Seaspiracy è il titolo di un documentario pubblicato sulla piattaforma Netflix dal 24 marzo scorso, nel giro di pochissimi giorni è entrato nella topten di Netflix e oltre a riscuotere un notevole successo e consenso, sta anche scuotendo alcuni degli ambienti su cui l’inchiesta documentaria si basa.

Ma andiamo con calma, il titolo e il progetto riprendono il filo di un altro grande documentario, Cowspiracy incentrato sull’impatto dell’industria animale.

Seaspiracy invece è un’inchiesta sulla pesca industriale, sui danni che essa produce, sulle menzogne e le truffe che la sostengono e peggio ancora sulle strategie usate per ottenere le certificazioni di sostenibilità di alcuni prodotti, attraverso la creazione e l’utilizzazione di marchi garantiti.

Il documentario nonostante la durezza delle immagini è particolarmente gradevole e incalzante, non scade nella volontà di impressionare il pubblico attraverso immagini esageratamente cruente, anche se ovviamente non è una commedia romantica.

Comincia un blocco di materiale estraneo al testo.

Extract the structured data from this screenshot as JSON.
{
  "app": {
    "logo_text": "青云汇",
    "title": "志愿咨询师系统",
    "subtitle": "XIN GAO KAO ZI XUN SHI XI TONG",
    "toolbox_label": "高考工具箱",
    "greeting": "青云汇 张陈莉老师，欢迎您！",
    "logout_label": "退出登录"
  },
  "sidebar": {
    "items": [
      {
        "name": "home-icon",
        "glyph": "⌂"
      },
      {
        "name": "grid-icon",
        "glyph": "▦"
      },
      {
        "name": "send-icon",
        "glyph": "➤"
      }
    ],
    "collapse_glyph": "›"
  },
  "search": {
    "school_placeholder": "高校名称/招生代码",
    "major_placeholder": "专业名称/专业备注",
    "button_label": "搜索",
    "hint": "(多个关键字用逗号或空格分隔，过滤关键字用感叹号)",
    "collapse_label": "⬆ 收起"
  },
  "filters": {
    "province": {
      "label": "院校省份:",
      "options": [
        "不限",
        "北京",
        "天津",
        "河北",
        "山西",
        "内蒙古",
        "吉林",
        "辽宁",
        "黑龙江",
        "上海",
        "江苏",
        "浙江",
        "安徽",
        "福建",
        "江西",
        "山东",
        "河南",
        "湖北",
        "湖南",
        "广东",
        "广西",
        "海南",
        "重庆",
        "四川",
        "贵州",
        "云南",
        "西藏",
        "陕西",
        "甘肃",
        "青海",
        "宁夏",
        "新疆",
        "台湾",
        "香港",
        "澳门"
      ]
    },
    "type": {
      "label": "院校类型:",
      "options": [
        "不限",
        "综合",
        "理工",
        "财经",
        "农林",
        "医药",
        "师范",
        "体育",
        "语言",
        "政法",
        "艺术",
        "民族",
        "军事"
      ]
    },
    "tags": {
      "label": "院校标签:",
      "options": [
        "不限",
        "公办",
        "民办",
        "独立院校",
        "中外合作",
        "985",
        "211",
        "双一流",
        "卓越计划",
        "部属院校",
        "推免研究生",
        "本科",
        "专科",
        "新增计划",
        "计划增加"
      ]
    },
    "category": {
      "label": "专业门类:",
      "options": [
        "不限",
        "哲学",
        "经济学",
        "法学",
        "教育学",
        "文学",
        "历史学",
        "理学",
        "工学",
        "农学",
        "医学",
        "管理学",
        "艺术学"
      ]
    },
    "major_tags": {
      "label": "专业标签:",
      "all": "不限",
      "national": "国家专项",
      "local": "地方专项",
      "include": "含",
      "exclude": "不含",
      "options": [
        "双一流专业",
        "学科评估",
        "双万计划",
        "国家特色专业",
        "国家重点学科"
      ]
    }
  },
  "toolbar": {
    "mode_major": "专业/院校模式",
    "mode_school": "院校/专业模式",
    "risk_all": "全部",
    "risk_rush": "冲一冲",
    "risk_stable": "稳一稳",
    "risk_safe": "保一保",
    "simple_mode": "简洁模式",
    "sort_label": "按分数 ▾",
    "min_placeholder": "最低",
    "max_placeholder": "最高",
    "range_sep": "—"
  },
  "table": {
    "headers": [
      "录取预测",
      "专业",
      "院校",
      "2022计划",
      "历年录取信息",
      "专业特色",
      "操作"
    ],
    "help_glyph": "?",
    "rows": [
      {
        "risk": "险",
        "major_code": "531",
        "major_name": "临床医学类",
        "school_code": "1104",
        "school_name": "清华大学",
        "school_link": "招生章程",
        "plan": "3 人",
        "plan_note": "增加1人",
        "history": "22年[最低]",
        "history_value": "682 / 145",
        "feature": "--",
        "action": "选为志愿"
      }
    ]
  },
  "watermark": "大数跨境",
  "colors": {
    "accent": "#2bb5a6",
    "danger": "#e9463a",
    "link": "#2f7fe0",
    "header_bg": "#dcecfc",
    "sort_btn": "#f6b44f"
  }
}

Nonostante io non sia un esperto, meno che mai uno scienziato, mi sembra chiaro che l’intento dei registi non è quello di fornire dati precisi, ma di mostrarci che siamo arrivati alla linea rossa oltre la quale gli oceani e i mari del mondo non riusciranno a sopravvivere.

Il documentario ci mostra quanto intricate siano le logiche che stanno portando alla distruzione della fauna ittica mondiale, evitando quindi banali letture che propongono parchi marini o aumento degli allevamenti dei pesci.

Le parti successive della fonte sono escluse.